O modelo pedagógico de Paulo Freire defende o diálogo entre educador e educando, sem imposição de saberes de cultura, mas uma construção mediada por esses saberes. Nessa percepção, os pressupostos desse modelo se fundamentam na ideia de que ninguém educa ninguém e ninguém se educa sozinho. O autor considera ainda que o diálogo deve se dar por meio de uma relação horizontal e não vertical entre as pessoas implicadas, isso significa que o saber de todos deve ser valorizado. Essa ideia é presente nas reflexões do sociólogo português Boaventura de Souza Santos ao reconhecer que os saberes estão imbricados, e que “nenhum deles pode compreender-se a si próprio sem se referir aos outros”, caracterizando a pluralidade dos saberes e, dando aporte teórico a Teoria da Ecologia dos Saberes.

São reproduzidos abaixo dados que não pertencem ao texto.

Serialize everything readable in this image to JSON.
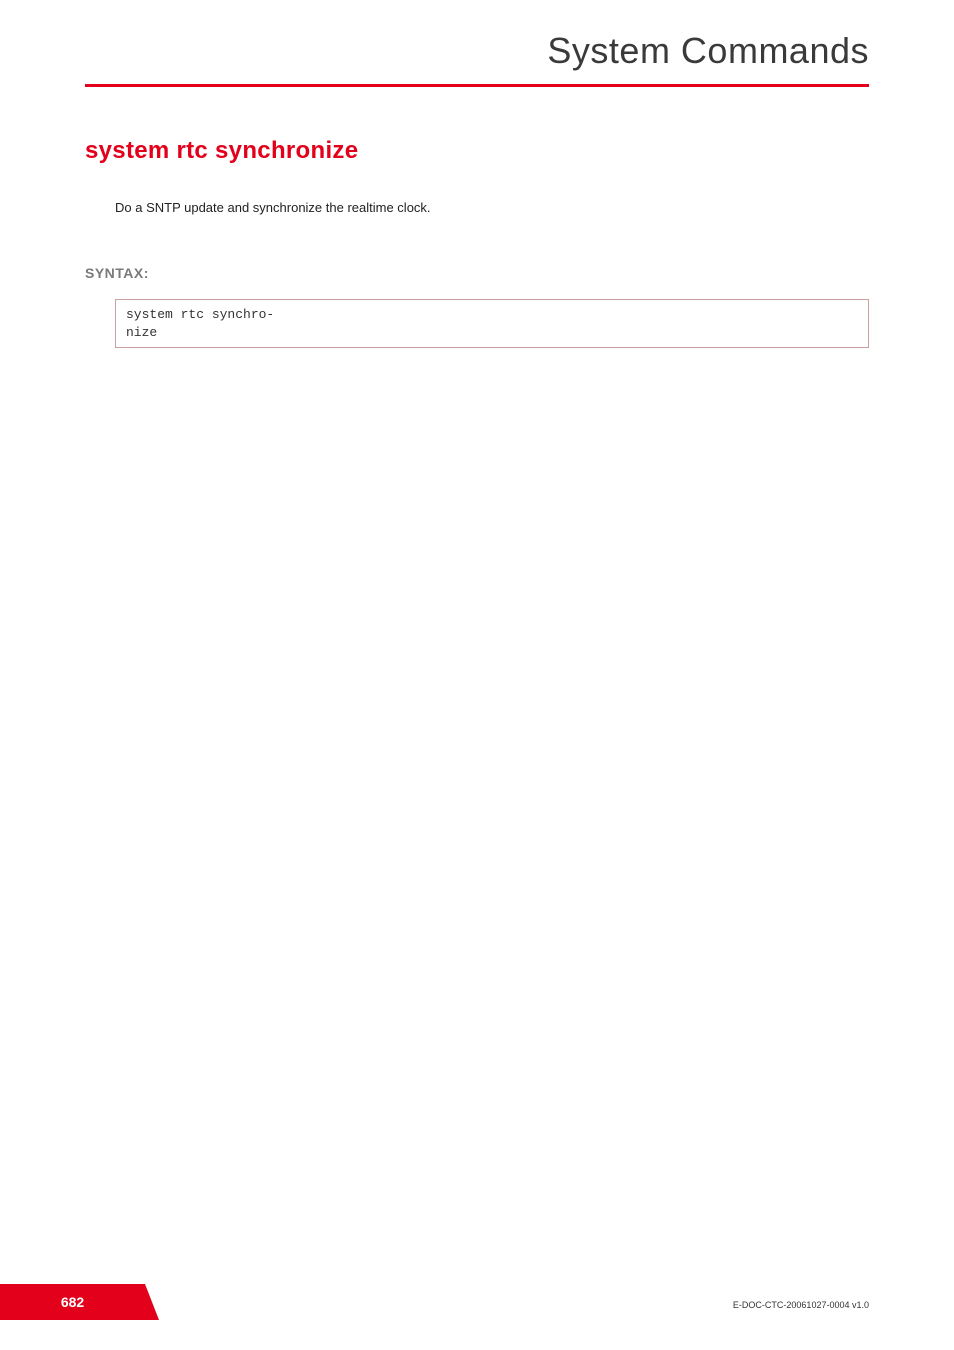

Um estudo questionou o processo de formação do ACS que não valoriza o saber genuíno, admitindo ser contraditório propenso a estimular às práticas biomédicas. Identificou ainda que, esse processo de formação é “desestruturado, fragmentado e na maioria das vezes, insuficiente para desenvolver as novas competências necessárias para o adequado desempenho de seu papel”.
Este estudo apresenta as seguintes questões norteadoras: Qual a percepção do Agentes Comunitários de Saúde de equipes ribeirinhas em relação a capacitação que recebe? A formação do Agente Comunitário de Saúde de equipe ribeirinha permite contemplar o saber local em saúde? Existe na visão desse trabalhador uma hierarquização de saberes?
A partir destes questionamentos, objetivou-se discutir a percepção do Agente Comunitário de Saúde de equipes ribeirinhas em relação à formação que valoriza a hierarquização de saberes e a prática transformadora no território, e analisar se essa formação contempla subsídios para a utilização de seu saber popular.